Om aan die verplichtingen in de EU te kunnen voldoen, moet de niet-EU leverancier een tussenpersoon aanstellen. Deze tussenpersoon zal in naam en voor rekening van de niet-EU ondernemer de btw-melding doen en btw voldoen. Alleen in het geval dat de niet-EU leverancier gevestigd is in een land waar een overeenkomst voor wederzijdse bijstand is, kan de niet-EU leverancier zonder tussenpersoon aan zijn EU btw-verplichtingen voldoen.
Invoerregeling – voorbeeld
Ik zal de werking van de invoerregeling inzichtelijk maken met een voorbeeld. Een ondernemer uit Australië levert een pakketje van € 50 aan een consument in Nederland.
De Australische ondernemer kan gebruikmaken van de invoerregeling. Er moet wel een invoeraangifte worden gedaan maar hij hoeft over de invoer geen invoer-btw te voldoen. Wel moet hij over de afstandsverkoop aan de Nederlandse particulier, 21 % Nederlandse btw voldoen. Dat doet hij via de OSS aangifte.

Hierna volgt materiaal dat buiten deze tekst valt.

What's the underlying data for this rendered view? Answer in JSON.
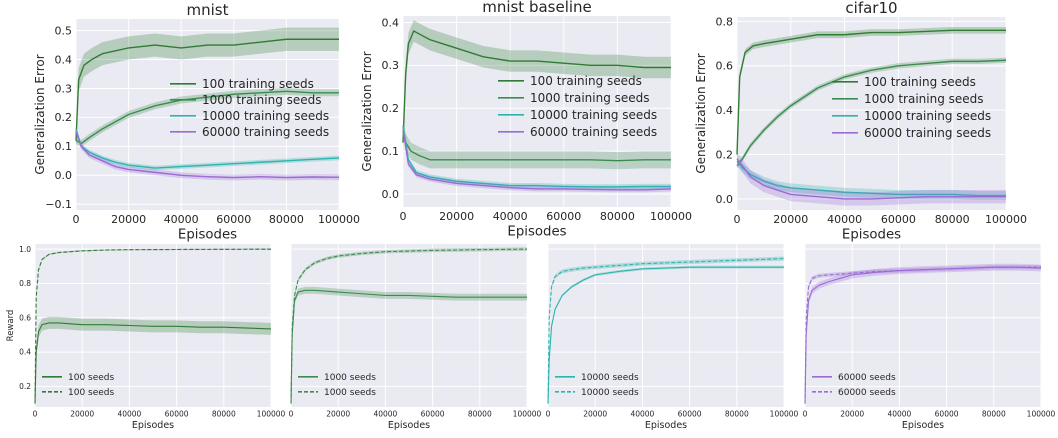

Voor het kunnen doen van de OSS aangifte, stelt de Australische ondernemer een tussenpersoon aan.
Post- en koeriersregeling
De logische vraag die u nu waarschijnlijk heeft, is wat er dan gebeurt als de niet-EU leverancier geen gebruik wil maken van de invoerregeling, terwijl elk pakketje een waarde onder de € 150 heeft.
In die situatie is er wél btw verschuldigd bij invoer. Die invoer-btw moet aan de Belastingdienst worden voldaan door de ondernemer die de goederen aangeeft bij de Douane. Dat is meestal een postbedrijf of koeriersbedrijf. Dit post- of koeriersbedrijf rekent dan de invoer-btw en afhandelingskosten door aan de particulier die het pakketje heeft besteld.
De faciliteit die de post- en koeriersregeling biedt is dat het post- of koeriersbedrijf de betaling van de invoer-btw mag opsparen en eens per maand in een elektronische aangifte (een douaneaangifte) voldoet aan de Belastingdienst.
Post- en koeriersregeling – voorbeeld
Een voorbeeld laat deze laatste situatie zien.
De niet-EU leverancier maakt geen gebruik van de invoerregeling. Het postbedrijf moet nu invoer-btw aangeven. Het postbedrijf berekent deze btw door aan de particulier waarvoor het pakketje bedoeld is. De particulier moet aan het postbedrijf de btw betalen. Het postbedrijf voldoet de btw aan de Belastingdienst/Douane.
Interfaces / platforms
Verkopen aan consumenten in binnenland en buitenland worden vaak gefaciliteerd door platforms, zoals een digitale marktplaats. Alle soortgelijke platforms worden in het wetsvoorstel Interfaces genoemd.
Doordat de platforms verschillende rollen vervullen, zoals bemiddelaar of commissionair, is lang niet altijd voor alle partijen duidelijk wat de btw-gevolgen van de transacties zijn. Leveranciers, platforms en consumenten weten niet wat hun verplichtingen tegenover de Belastingdienst zijn. En de belastingdienst van welk land eigenlijk? Daarom komt er meer eenduidige en eenvoudige wetgeving.
De leveranciers worden geacht eerst aan de exploitant van het platform de goederen te leveren. De exploitant op haar beurt wordt geacht de goederen door te leveren aan de consument. De term “geacht worden”, duiden we aan met de platformfictie.
De regeling komt voor in twee situaties:
1) Voor afstandsverkopen van pakketjes met een waarde < € 150 van buiten de EU. Dus ongeacht waar het platform is gevestigd.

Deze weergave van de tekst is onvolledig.